JAKARTA - Menteri Keuangan Purbaya Yudhi Sadewa menaruh keyakinan bahwa langkah pemerintah menggelontorkan dana ke sistem keuangan akan memberikan dorongan signifikan bagi sektor riil Indonesia.
Ia melihat kebijakan ini sebagai strategi jangka menengah yang mampu menghidupkan kembali dinamika ekonomi pascakrisis global, sekaligus meningkatkan konsumsi rumah tangga dan ekspansi dunia usaha.
Dalam wawancara bersama Bloomberg Technoz, Selasa (30/9/2025), Purbaya menegaskan bahwa Rp200 triliun dana pemerintah yang ditempatkan di sistem keuangan akan berperan sebagai penggerak roda perekonomian nasional. “Kondisi tersebut akan mendongkrak kinerja sektor riil,” katanya.
Baca Juga
Inspirasi dari Krisis Besar Amerika
Optimisme Purbaya bukan tanpa dasar. Ia merujuk pada pandangan ekonom terkemuka Milton Friedman yang menganalisis krisis keuangan Amerika Serikat (AS) tahun 1930, dikenal sebagai Great Depression.
Menurut Friedman, saat itu kebijakan moneter AS justru memperburuk keadaan. “Waktu itu, suku bunga yang ditetapkan sudah rendah sekali, hampir nol. Tetapi ekonominya AS tetap hancur.
Kenapa itu terjadi, ternyata karena uangnya tidak ada di sistem. Pertumbuhan base money cenderung negatif,” jelas Purbaya.
Ia menilai meski tampak longgar, kebijakan moneter saat itu sebenarnya ketat karena tidak disertai dengan peningkatan likuiditas.
Belajar dari pengalaman tersebut, pemerintah Indonesia kini memilih strategi berbeda: memastikan uang beredar (M0) meningkat melalui penempatan dana besar.
Dampak pada Kredit dan Konsumsi
Menurut Purbaya, tambahan dana di sistem keuangan akan menurunkan biaya dana masyarakat, yang otomatis membuat perbankan terdorong menurunkan bunga pinjaman.
Dengan demikian, baik pelaku usaha maupun konsumen akan lebih percaya diri untuk berbelanja atau melakukan ekspansi bisnis.
“Maka tadinya orang [pengusaha] yang biasa pinjam ke bank untuk ekspansi, lebih tertarik untuk pinjam. Karena biayanya lebih rendah. Begitu pula dengan konsumen [rumah tangga]. Mereka tidak ragu lagi berbelanja, karena bunga bank rendah,” tuturnya.
Efek ganda ini diyakini Purbaya akan mendorong pertumbuhan pasokan sekaligus permintaan di masyarakat, menciptakan siklus positif bagi perekonomian.

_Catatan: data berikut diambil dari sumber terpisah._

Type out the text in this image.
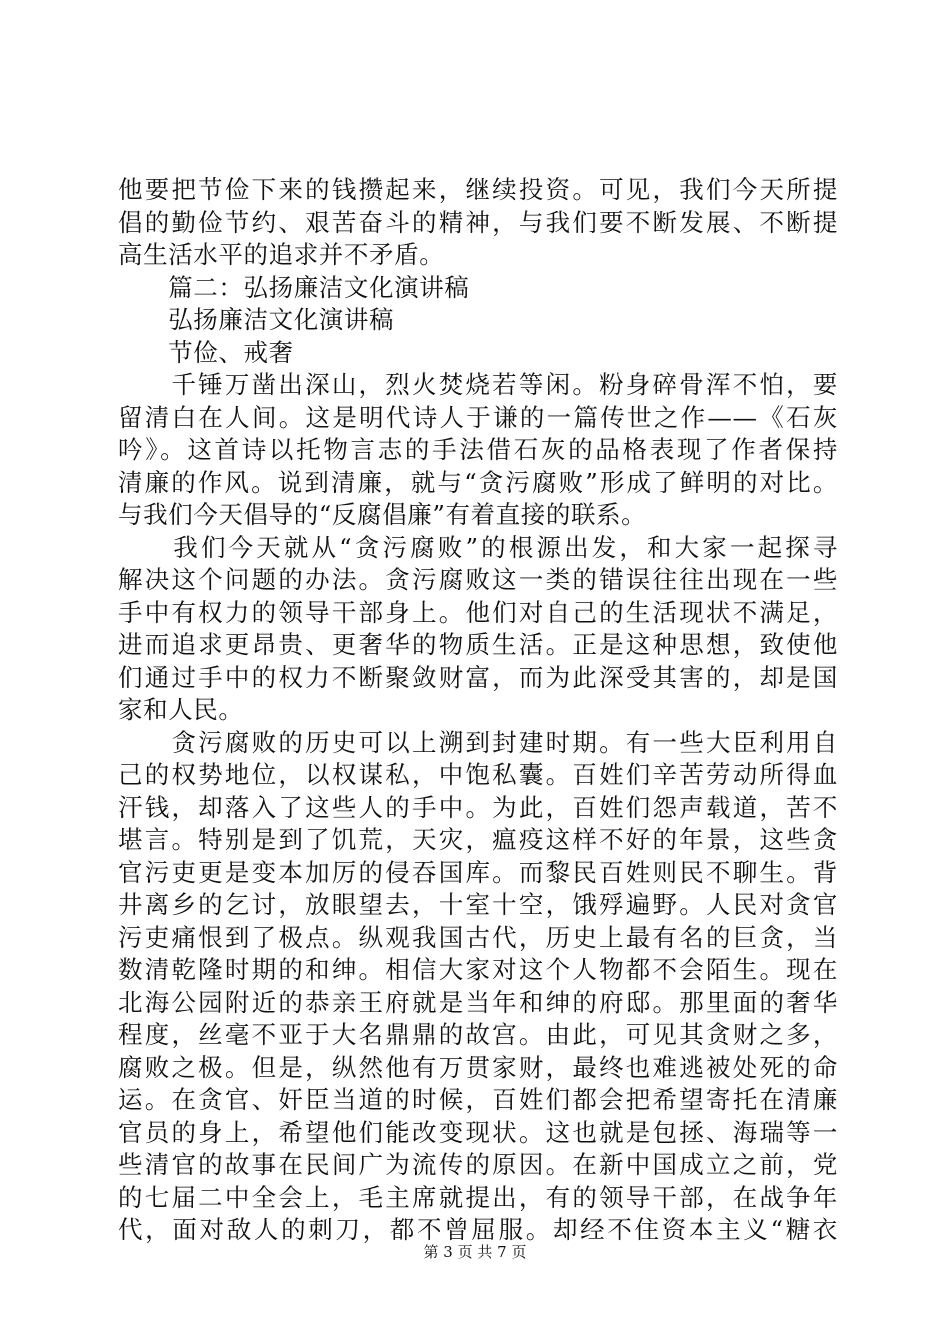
他要把节俭下来的钱攒起来，继续投资。可见，我们今天所提
倡的勤俭节约、艰苦奋斗的精神，与我们要不断发展、不断提
高生活水平的追求并不矛盾。
　　篇二：弘扬廉洁文化演讲稿
　　弘扬廉洁文化演讲稿
　　节俭、戒奢
　　千锤万凿出深山，烈火焚烧若等闲。粉身碎骨浑不怕，要
留清白在人间。这是明代诗人于谦的一篇传世之作——《石灰
吟》。这首诗以托物言志的手法借石灰的品格表现了作者保持
清廉的作风。说到清廉，就与“贪污腐败”形成了鲜明的对比。
与我们今天倡导的“反腐倡廉”有着直接的联系。
　　我们今天就从“贪污腐败”的根源出发，和大家一起探寻
解决这个问题的办法。贪污腐败这一类的错误往往出现在一些
手中有权力的领导干部身上。他们对自己的生活现状不满足，
进而追求更昂贵、更奢华的物质生活。正是这种思想，致使他
们通过手中的权力不断聚敛财富，而为此深受其害的，却是国
家和人民。
　　贪污腐败的历史可以上溯到封建时期。有一些大臣利用自
己的权势地位，以权谋私，中饱私囊。百姓们辛苦劳动所得血
汗钱，却落入了这些人的手中。为此，百姓们怨声载道，苦不
堪言。特别是到了饥荒，天灾，瘟疫这样不好的年景，这些贪
官污吏更是变本加厉的侵吞国库。而黎民百姓则民不聊生。背
井离乡的乞讨，放眼望去，十室十空，饿殍遍野。人民对贪官
污吏痛恨到了极点。纵观我国古代，历史上最有名的巨贪，当
数清乾隆时期的和绅。相信大家对这个人物都不会陌生。现在
北海公园附近的恭亲王府就是当年和绅的府邸。那里面的奢华
程度，丝毫不亚于大名鼎鼎的故宫。由此，可见其贪财之多，
腐败之极。但是，纵然他有万贯家财，最终也难逃被处死的命
运。在贪官、奸臣当道的时候，百姓们都会把希望寄托在清廉
官员的身上，希望他们能改变现状。这也就是包拯、海瑞等一
些清官的故事在民间广为流传的原因。在新中国成立之前，党
的七届二中全会上，毛主席就提出，有的领导干部，在战争年
代，面对敌人的刺刀，都不曾屈服。却经不住资本主义“糖衣
第 3 页 共 7 页
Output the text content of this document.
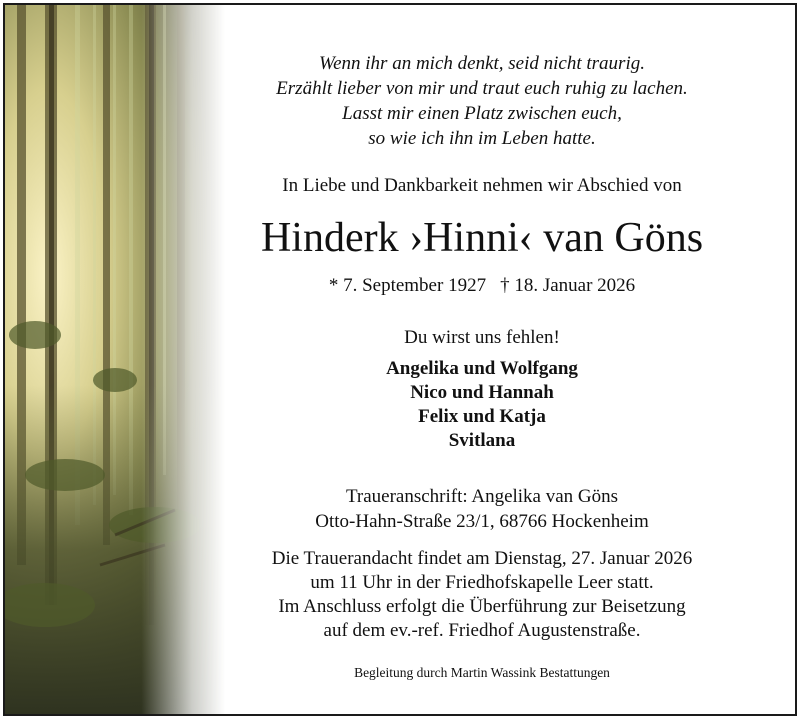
Wenn ihr an mich denkt, seid nicht traurig.
Erzählt lieber von mir und traut euch ruhig zu lachen.
Lasst mir einen Platz zwischen euch,
so wie ich ihn im Leben hatte.
In Liebe und Dankbarkeit nehmen wir Abschied von
Hinderk ›Hinni‹ van Göns
* 7. September 1927 † 18. Januar 2026
Du wirst uns fehlen!
Angelika und Wolfgang
Nico und Hannah
Felix und Katja
Svitlana
Traueranschrift: Angelika van Göns
Otto-Hahn-Straße 23/1, 68766 Hockenheim
Die Trauerandacht findet am Dienstag, 27. Januar 2026
um 11 Uhr in der Friedhofskapelle Leer statt.
Im Anschluss erfolgt die Überführung zur Beisetzung
auf dem ev.-ref. Friedhof Augustenstraße.
Begleitung durch Martin Wassink Bestattungen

Bukan Inflasi yang Didorong Permintaan
Kekhawatiran yang kerap muncul dari kebijakan injeksi dana adalah risiko terjadinya demand pull inflation, yakni kondisi ketika lonjakan permintaan memicu kenaikan harga barang. Namun, Purbaya menilai hal itu tidak akan terjadi dalam kondisi ekonomi Indonesia saat ini.
“Fenomena demand pull inflation hanya akan terjadi apabila pertumbuhan ekonomi Indonesia berada di atas level potensialnya,” ujarnya.
Menurut hitungan Purbaya, potensi pertumbuhan ekonomi Indonesia berada di kisaran 6,7 persen. Sejak krisis, ekonomi nasional belum pernah menyentuh angka tersebut.
Dengan demikian, pemerintah masih memiliki ruang untuk mendorong permintaan tanpa menimbulkan tekanan inflasi berlebihan.
“Kita punya ruang untuk mendorong ekonomi dengan menggalakkan permintaan sampai beberapa tahun ke depan, tanpa memicu apa yang disebut demand flow inflation,” tegasnya.
Pernah Dilakukan pada 2021
Purbaya menambahkan bahwa strategi serupa pernah dilakukan pemerintah pada Mei 2021. Saat itu, penempatan dana pemerintah di perbankan terbukti mampu memperbaiki likuiditas, memacu kredit, dan mempercepat pemulihan ekonomi pascapandemi.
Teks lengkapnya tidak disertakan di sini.